M. Rousseau parle ainsi de la chûte en musique, dans son Traité de la Viole. La chûte se fait lorsque, descendant par intervalle de tierce, on touche en passant du second coup d’archet la note dont la situation est entre les deux qui font la tierce. On peut sur une même note faire la chûte & la cadence sans appui. La chûte se peut faire quelquefois sur des notes en même degré. On ne doit jamais faire de chûte, lorsque la première note de la tierce est la fin d’une période de chant, & lorsqu’entre les deux notes qui font la tierce, il y a quelque pause. Toutes les tierces en descendant qui sont majeures, demandent une chûte : la chûte se fait quelquefois, lorsqu’on descend par intervalle de quarte. La chûte, au lieu de la cadence, sur les notes marquées d’un diêze & autres feintes, fait un bel effet. Dans les pièces où le mouvement veut être beaucoup marqué, il ne faut point faire de chûte. Pour pratiquer exactement la chûte, il faut observer les mêmes règles que pour l’appui de la cadence. La chûte est propre pour tous les différens jeux de la viole ; elle rend le jeu plus lié & plus doux. Dans les chants tendres & languissans, on la doit faire souvent au lieu de la cadence,pour rendre le chant plus pathétique. Dans les pièces qui expriment quelque chose d’épouvantable & terrible, elle se doit faire d’une manière brusque & précipitée.

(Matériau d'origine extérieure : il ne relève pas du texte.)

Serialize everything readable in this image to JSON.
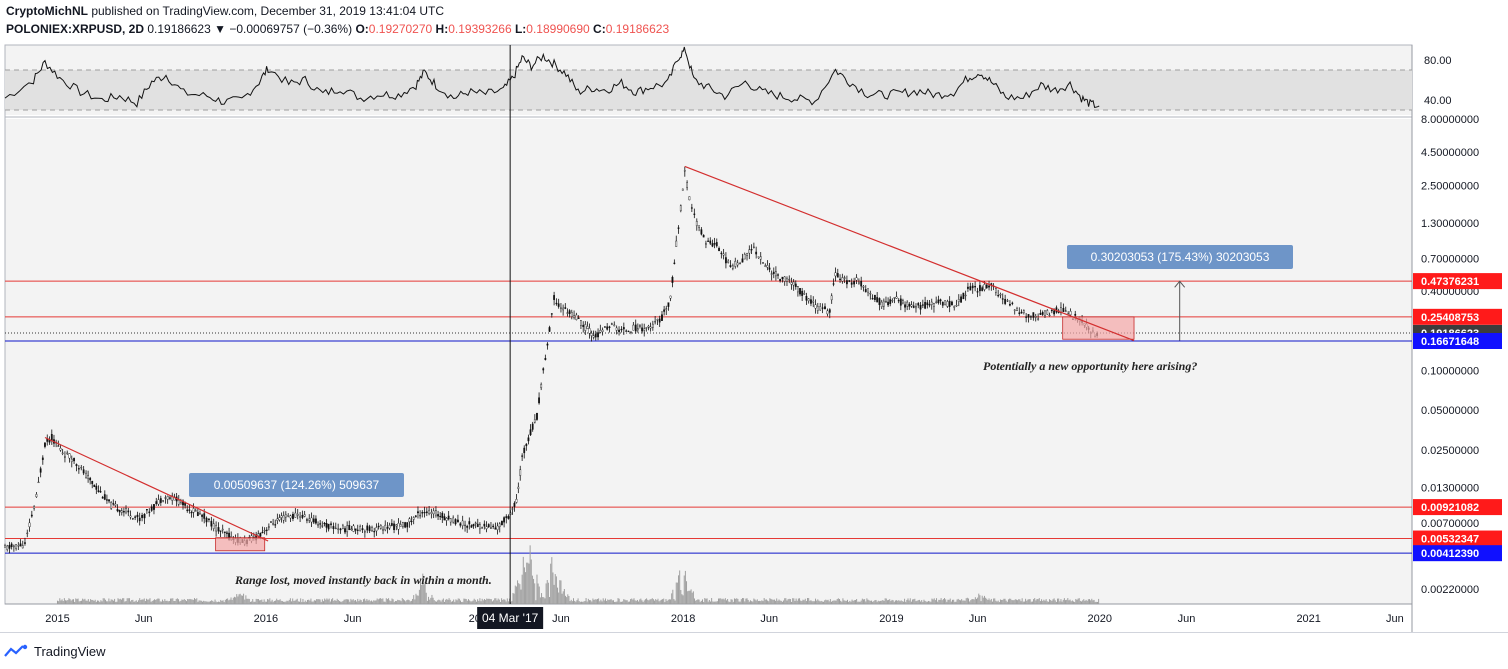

Chûte, en fait de pièces dramatiques, & mauvais succès sont termes synomymes. Voyez Tomber dans cette acception.

On appelle chûte d’humeurs, un débordement des humeurs qui tombent du cerveau. Acad. Franç.. Effluentia.

Chûte de l’uvée. Terme de Médecin Oculiste. C’est un nom général que l’on donne à toutes les différentes espèces de staphyleme. Uveæ tunicæ procidentia. Demours.

Chûte de fondement, en Chirurgie, accident qui consiste en ce que l’intestin, appelé rectum, sort considérablement quand on va à la selle.

Chûte de matrice, c’est la descente de cette partie causée par le relâchement des ligamens qui la retiennent.

Chûte de la luette. On donne ce nom au relâchement de cette partie ou des amygdales.

Chûte, en Astrologie, est le signe où une Plan§te a moins de vertus & d’influence. Defectio. On l’appelle autrement, le signe de dejection.

Chûte, en termes de Jardinage, est le racordement de deux terrains inégaux, qui se fait par des perrons, ou par des gazons en glacis.

Chûte, terme d’Horlogerie. On s’en sert pour expliquer les effets d’un engrenage. Chûte est le synonyme de choc.

Chûte de festons & d’ornemens, en Architecture, ce sont des bouquets pendans de fleurs, ou de fruits, qu’on met dans des ravalemens de montans, pilastres & panneaux de compartiment de lambris. Implexi pendentesque encarpi. La chûte d’un toît, c’est la pente, ou l’égoût d’un toît. Fastigii declivitas.

Chûte d’Eau, en Méchanique, c’est la pente d’une conduite depuis son réservoir jusqu’à l’élancement d’un jet d’eau, qui ne monte jamais si haut que sa source. Aquarum devexitas, lapsus.

Chûte de Voiles, terme de Marine, c’est la longueur des voiles.